Il 2026 segna una svolta storica: per la prima volta, i Golden Globes premiano anche il miglior podcast. Questa nuova categoria riconosce l’impatto culturale dei nuovi media, portando lo show a un totale di 28 categorie competitive, confermandosi come uno dei premi più completi e moderni dell’industria.
I Globes sono famosi per essere più “rilassati” rispetto agli Oscar, e Jack Nicholson ne è la prova vivente. Durante la premiazione alla carriera del 1998, l’attore decise di ringraziare il pubblico… fingendo di mostrare il sedere alla platea. Un gesto iconico che ancora oggi incarna lo spirito ribelle della serata.
Il luccichio delle statuette non è finzione. Ogni premio è rivestito con una placcatura in oro 24 carati. Sotto la superficie lucente, però, si nasconde un’anima solida composta da una lega di zinco, ottone e bronzo, che conferisce al trofeo la sua caratteristica resistenza e lucentezza.
Per accogliere le star, l’organizzazione non bada a spese, letteralmente. Vengono srotolati circa 2.790 metri quadrati di tappeto rosso. Una distesa immensa che richiede giorni di preparazione e che serve a trasformare l’ingresso del Beverly Hilton in una passerella leggendaria per fotografi e fan.
C’è stata un’edizione che Hollywood non dimenticherà mai, ma non per i film premiati. Nel 2008, a causa dello sciopero degli sceneggiatori, gli attori decisero di disertare la cerimonia. Il risultato? Niente gala, niente tappeto rosso: i vincitori furono annunciati durante una fredda e rapida conferenza stampa.

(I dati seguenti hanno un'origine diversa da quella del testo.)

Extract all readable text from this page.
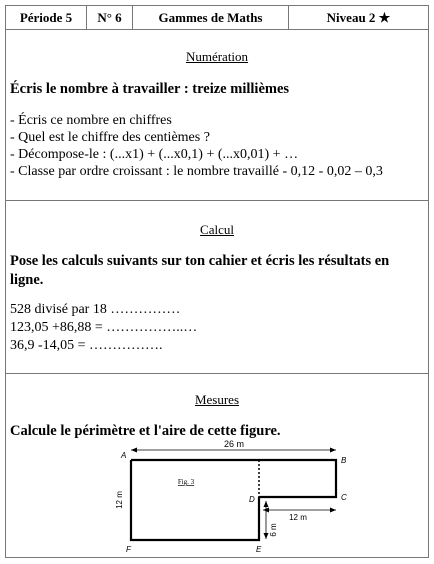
Période 5	N° 6	Gammes de Maths	Niveau 2 ★
Numération
Écris le nombre à travailler : treize millièmes
- Écris ce nombre en chiffres
- Quel est le chiffre des centièmes ?
- Décompose-le : (...x1) + (...x0,1) + (...x0,01) + …
- Classe par ordre croissant : le nombre travaillé - 0,12 - 0,02 – 0,3
Calcul
Pose les calculs suivants sur ton cahier et écris les résultats en ligne.
528 divisé par 18 ……………
123,05 +86,88 = ……………..…
36,9 -14,05 = …………….
Mesures
Calcule le périmètre et l'aire de cette figure.
26 m
Fig. 3
A
B
C
D
E
F
12 m
12 m
6 m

Nessuno ha mai dominato i Golden Globes come Meryl Streep. Con ben 33 nomination totali e 8 vittorie (che diventano 9 contando il premio alla carriera), l’attrice detiene il record imbattuto. Ogni anno la sua presenza è quasi una certezza, rendendola la vera “sovrana” della manifestazione.
Anche se i cartoni animati hanno fatto la storia del cinema, i Golden Globes hanno creato una categoria dedicata solo nel 2007. Il primo vincitore fu Cars della Pixar. Da allora, capolavori come Inside Out o Coco hanno finalmente trovato lo spazio che meritavano accanto ai grandi film live-action.
Dal 1961, la cerimonia ha un indirizzo fisso: la International Ballroom del Beverly Hilton Hotel. A differenza degli Oscar, che si svolgono in un teatro, i Globes sono un banchetto dove gli ospiti siedono ai tavoli con cibo e champagne. Questa atmosfera da “festa tra amici” è ciò che rende i discorsi di ringraziamento spesso così spontanei e, talvolta, esilaranti.